# MAC Address Filtering Check fail on Epson printer



## harrylp (Oct 2, 2017)

I am trying to connect my Epson WF-3620 to a Belkin AC-1900 WiFi router. It keeps failing due to "MAC Address Filtering Check". I've checked the router, and the MAC Address Filtering is switched off, so I have no idea what the problem is and how to solve it.....

Anyone got any ideas?


----------



## plodr (Jun 27, 2014)

I turn MAC filtering off, then I get the MAC of the device (wireless printer, new android tablet, new android smartphone) then add that address to MAC filtering then turn it back on.
I have never had a problem and we have 7 computers, several printer, an old printer server, a tablet running linux, two android tablets and one android smartphone.

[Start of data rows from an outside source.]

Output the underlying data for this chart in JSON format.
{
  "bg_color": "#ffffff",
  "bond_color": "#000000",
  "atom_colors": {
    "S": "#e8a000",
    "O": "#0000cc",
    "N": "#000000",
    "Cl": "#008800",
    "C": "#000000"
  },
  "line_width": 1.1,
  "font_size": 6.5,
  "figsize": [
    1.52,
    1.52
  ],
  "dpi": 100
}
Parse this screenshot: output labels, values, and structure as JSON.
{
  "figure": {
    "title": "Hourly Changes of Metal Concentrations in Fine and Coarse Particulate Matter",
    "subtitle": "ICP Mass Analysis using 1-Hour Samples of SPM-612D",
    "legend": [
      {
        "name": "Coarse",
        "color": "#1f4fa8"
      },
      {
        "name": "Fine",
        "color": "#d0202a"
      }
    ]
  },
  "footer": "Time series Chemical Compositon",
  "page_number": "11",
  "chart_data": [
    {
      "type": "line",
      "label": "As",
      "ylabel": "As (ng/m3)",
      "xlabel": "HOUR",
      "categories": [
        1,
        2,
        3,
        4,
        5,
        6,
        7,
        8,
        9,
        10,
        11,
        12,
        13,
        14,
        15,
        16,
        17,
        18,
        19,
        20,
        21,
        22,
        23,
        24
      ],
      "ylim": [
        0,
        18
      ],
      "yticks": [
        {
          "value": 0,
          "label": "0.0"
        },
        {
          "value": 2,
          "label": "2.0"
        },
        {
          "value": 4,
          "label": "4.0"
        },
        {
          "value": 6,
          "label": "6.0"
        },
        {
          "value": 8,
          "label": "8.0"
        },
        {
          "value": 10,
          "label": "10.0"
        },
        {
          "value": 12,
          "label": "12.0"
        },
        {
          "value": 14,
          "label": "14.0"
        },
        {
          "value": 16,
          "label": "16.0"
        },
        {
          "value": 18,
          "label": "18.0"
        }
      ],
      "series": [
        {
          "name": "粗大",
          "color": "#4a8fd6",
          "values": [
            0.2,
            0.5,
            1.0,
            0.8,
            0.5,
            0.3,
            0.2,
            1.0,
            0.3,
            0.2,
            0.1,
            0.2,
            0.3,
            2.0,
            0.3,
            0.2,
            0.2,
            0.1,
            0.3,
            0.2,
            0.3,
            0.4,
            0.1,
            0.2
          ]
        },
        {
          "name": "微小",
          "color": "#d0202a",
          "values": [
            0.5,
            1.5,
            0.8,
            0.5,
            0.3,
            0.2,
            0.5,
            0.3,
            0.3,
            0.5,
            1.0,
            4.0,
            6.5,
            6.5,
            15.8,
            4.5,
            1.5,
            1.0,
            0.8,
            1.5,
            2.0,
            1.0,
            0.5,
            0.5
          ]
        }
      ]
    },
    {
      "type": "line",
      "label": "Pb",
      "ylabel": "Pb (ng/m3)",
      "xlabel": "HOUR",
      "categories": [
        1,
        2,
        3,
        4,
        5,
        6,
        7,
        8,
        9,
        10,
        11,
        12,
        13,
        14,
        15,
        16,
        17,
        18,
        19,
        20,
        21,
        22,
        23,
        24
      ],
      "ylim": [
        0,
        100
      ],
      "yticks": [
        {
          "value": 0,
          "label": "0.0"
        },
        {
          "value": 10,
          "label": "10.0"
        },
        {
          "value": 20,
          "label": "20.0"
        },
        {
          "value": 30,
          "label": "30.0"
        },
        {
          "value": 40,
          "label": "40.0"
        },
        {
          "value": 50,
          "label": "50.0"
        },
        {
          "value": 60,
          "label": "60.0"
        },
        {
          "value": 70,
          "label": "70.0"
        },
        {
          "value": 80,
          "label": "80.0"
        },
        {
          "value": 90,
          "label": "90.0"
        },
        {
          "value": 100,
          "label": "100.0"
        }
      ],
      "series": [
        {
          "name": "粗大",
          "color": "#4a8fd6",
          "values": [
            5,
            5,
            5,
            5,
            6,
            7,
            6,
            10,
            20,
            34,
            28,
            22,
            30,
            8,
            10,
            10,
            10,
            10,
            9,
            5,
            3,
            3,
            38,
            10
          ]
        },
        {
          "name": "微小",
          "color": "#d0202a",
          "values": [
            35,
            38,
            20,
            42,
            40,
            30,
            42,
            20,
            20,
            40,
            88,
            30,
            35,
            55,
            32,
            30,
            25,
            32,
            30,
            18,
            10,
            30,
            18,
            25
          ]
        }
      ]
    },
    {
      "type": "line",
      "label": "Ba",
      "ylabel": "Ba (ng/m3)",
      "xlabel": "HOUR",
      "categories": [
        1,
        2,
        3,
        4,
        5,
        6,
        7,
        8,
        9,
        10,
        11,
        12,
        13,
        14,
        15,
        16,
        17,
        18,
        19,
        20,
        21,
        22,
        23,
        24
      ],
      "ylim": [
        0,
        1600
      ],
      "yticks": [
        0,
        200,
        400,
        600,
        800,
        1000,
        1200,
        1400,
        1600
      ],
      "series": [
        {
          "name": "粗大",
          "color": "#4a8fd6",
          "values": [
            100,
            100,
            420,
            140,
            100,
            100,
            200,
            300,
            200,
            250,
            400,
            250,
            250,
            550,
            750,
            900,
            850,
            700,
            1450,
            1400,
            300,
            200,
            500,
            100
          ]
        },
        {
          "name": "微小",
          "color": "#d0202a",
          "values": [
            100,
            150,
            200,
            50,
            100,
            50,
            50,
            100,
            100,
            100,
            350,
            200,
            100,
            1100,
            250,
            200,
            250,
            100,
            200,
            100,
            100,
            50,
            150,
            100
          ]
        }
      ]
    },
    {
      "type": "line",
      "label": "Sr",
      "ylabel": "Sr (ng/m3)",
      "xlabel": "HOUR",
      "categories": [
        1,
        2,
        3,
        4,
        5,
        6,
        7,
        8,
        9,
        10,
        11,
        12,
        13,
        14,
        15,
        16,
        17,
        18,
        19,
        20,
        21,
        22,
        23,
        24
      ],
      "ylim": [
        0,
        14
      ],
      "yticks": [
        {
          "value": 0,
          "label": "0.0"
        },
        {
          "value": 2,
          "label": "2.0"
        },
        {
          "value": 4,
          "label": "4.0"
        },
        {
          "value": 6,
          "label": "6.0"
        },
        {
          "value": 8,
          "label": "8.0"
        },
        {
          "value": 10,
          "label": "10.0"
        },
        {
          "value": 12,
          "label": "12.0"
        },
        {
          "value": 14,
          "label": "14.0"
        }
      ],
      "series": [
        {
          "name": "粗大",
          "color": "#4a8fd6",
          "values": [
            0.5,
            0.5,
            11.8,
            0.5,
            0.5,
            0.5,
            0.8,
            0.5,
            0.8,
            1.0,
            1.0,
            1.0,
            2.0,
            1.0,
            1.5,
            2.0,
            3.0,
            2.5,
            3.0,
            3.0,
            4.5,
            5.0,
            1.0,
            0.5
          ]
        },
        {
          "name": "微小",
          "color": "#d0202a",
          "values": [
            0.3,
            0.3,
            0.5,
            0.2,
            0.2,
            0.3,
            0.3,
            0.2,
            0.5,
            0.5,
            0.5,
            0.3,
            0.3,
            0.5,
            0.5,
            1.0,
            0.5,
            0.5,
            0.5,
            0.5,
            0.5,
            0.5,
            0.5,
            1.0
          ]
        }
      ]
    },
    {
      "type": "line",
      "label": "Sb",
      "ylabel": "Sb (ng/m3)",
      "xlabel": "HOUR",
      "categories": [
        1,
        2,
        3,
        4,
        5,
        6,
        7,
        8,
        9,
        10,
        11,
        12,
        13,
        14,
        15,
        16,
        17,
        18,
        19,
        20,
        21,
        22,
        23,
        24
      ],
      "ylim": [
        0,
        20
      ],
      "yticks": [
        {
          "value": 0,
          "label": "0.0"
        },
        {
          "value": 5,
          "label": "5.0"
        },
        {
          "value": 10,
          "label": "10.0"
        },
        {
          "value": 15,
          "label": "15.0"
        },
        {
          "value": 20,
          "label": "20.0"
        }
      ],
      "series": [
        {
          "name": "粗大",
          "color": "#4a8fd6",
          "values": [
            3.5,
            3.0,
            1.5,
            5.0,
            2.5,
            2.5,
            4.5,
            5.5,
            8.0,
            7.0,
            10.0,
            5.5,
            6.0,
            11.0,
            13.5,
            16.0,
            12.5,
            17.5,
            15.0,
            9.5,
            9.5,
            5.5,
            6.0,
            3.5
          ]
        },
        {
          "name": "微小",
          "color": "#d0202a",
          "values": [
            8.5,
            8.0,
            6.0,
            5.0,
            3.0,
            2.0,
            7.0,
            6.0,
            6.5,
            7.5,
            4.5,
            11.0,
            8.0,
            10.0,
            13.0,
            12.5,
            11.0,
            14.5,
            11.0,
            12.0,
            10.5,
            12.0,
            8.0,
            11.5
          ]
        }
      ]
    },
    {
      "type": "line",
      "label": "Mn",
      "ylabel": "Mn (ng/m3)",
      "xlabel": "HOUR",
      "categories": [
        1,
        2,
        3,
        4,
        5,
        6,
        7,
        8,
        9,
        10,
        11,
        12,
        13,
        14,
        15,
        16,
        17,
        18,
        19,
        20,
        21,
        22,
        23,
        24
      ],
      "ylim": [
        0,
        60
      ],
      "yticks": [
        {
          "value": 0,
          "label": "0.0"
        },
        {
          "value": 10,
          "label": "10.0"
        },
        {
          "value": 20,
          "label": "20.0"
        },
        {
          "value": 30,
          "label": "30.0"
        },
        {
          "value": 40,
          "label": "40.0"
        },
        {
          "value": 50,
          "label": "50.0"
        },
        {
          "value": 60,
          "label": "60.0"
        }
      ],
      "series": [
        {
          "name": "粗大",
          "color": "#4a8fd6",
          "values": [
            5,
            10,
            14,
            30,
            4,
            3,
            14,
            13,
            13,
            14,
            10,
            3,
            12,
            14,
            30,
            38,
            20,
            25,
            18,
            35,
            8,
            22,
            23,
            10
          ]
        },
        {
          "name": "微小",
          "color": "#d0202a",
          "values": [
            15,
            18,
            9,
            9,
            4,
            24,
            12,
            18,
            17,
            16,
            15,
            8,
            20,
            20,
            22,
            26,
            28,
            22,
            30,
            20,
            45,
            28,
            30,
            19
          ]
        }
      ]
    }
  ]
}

Run this http://www.nirsoft.net/utils/wireless_network_watcher.html
and get an IP and MAC for the printer so you can add it to your network.


----------



## TerryNet (Mar 23, 2005)

Maybe I misunderstand harrylp's post, but I think he already has MAC Address filtering off.


----------



## plodr (Jun 27, 2014)

He does have MAC filtering off but sometimes things are shown as off and don't work that way - at least I've found this to be true where computers are concerned.
His error


> It keeps failing due to "MAC Address Filtering Check".


 seems to be that it is still checking for MAC Address.

If the printer is given an IP outside the range of what his network assigns, that can create problems.

I wanted him to run the tool so he could tell us the IP and add the MAC to the router.


----------



## TerryNet (Mar 23, 2005)

Good ideas, Liz. 

I hope harrylp sticks with this.


----------